May 22, 2013: Sudan’s foreign ministry said that it will support the UN proposal to increase the size of the UNISFA. The foreign ministry emphasized that the UN already has the authority to expand the UNISFA force.
May 21, 2013: The number of people threatened by starvation in Sudan’s Blue Nile and South Kordofan states has dropped from 4.7 million (mid-2012) to 4.1 million. Though this is an improvement, this means there still is not enough food to feed the civilian population in those war-torn states. As a result, civilians continue to flee south. Some 190,000 Sudanese refugees are receiving food aid in camps in South Sudan’s Upper Nile and Unity states.
May 20, 2013: South Sudan’s government informed China’s ambassador to South Sudan that Sudan (Khartoum) is once again blocking the flow of oil exports by shuting down the pipeline which connects the south’s Tharjath field (Unity state) to Heglig for the last three days. Heglig is a disputed region, now controlled by the north. South Sudanese forces and a northern rebel group attacked Heglig in April 2012, South Sudanese oil workers had been harassed by northern security officers. South Sudan pumps around 500,000 barrels of oil a day and China purchases about 75 percent of it. China also supplied the Sudanese government with cash and specialists needed to build the oil fields and the pipeline. This investment only works if China can get the oil out.

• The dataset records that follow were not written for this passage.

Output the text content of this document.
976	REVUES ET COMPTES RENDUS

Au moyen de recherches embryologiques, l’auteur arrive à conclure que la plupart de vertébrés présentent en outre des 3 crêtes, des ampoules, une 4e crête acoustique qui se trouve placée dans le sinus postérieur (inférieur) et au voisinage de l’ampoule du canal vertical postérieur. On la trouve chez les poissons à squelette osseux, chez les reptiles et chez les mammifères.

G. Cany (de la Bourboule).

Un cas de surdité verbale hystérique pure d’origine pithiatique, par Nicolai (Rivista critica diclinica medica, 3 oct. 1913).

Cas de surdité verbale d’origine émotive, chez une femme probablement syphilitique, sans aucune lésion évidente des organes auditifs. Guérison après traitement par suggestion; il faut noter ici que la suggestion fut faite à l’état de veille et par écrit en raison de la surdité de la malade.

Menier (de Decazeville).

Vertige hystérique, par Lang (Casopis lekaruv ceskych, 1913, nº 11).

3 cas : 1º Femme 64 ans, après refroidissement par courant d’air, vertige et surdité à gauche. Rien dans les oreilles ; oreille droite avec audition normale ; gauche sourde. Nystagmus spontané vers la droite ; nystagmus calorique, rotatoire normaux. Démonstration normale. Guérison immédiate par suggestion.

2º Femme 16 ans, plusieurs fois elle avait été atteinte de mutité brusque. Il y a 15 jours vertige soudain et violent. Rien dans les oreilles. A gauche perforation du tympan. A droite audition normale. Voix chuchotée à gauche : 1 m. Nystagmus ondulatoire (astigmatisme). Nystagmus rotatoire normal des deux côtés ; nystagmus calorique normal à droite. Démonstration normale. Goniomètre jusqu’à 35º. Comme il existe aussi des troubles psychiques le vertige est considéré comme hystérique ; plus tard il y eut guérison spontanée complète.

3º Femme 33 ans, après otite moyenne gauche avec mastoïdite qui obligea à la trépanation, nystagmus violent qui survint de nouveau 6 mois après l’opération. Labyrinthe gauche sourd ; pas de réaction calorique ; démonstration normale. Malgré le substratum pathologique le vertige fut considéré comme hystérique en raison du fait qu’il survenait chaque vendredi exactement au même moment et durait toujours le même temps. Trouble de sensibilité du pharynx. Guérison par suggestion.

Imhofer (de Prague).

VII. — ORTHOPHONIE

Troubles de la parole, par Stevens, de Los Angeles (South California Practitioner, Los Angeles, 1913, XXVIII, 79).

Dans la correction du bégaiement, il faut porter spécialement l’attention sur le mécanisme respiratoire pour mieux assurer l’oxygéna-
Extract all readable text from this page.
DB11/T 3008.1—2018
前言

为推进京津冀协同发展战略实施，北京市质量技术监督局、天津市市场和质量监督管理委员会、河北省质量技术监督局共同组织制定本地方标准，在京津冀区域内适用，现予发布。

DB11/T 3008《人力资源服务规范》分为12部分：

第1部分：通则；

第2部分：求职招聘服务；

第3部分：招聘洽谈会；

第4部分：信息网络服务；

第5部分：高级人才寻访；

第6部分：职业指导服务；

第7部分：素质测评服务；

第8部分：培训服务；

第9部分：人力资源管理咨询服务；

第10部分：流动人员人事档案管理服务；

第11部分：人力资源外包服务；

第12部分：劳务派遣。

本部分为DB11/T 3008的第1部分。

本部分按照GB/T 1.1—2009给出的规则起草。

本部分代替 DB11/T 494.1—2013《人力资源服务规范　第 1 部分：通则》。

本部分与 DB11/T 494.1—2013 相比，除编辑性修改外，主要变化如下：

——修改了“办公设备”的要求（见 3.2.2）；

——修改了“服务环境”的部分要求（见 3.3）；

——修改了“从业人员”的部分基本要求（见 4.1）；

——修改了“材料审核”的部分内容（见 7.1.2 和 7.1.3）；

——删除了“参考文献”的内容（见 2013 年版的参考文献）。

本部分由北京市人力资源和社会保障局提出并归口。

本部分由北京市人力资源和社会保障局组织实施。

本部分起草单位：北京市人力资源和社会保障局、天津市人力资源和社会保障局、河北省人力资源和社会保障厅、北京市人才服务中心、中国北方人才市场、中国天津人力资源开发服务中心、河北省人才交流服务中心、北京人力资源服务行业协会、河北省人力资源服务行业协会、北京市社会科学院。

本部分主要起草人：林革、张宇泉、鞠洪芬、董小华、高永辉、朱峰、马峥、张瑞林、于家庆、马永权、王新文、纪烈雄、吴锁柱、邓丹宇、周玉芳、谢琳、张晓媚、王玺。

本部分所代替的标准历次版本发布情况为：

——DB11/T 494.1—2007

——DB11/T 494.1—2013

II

South Sudan’s army, the Sudan Peoples Liberation Army (SPLA), claimed that its forces had recaptured the town of Boma (Jonglei state). David Yau Yau’s rebel militia force had taken control of Boma earlier this month. Four SPLA soldiers were killed and 12 wounded in the operation while Yau Yau’s militia suffered 20 dead. The rebels denied the government claim.
May 19, 2013: A Dinka Ngok youth group, the Abyei Youth Union (AYU), has demanded that the UN withdraw its UNISFA peacekeeping force from Abyei. The youth group claimed that the peacekeeping mission has failed. The group cited the May 4th murder of Dinka Ngok paramount chief Kuol Deng Majok as an example of the force’s inability to fulfill its basic mission of protecting civilians. Misseriya tribal gunmen killed the chief while he was traveling under escort by UNISFA soldiers. The youth group also mentioned the murder of another Dinka Ngok, which occurred just outside the main UN base camp in Abyei’s Mulmul area.
May 17, 2013: The Sudanese government said that South Sudan had promised that it will not let anti-Sudan rebels operate from its territory. In April Sudan claimed that rebels who launched a motorized attacked on the town of Um Rawaba were based in South Sudan.
South Sudanese rebel commander David Yau Yau announced that he intends to establish a separate state for minority ethnic groups in South Sudan. Yau Yau claimed that the South Sudanese government has deprived ethnic minorities of their rights. Yau Yau belongs to the Murle tribe. His rebel group is based in Jonglei state.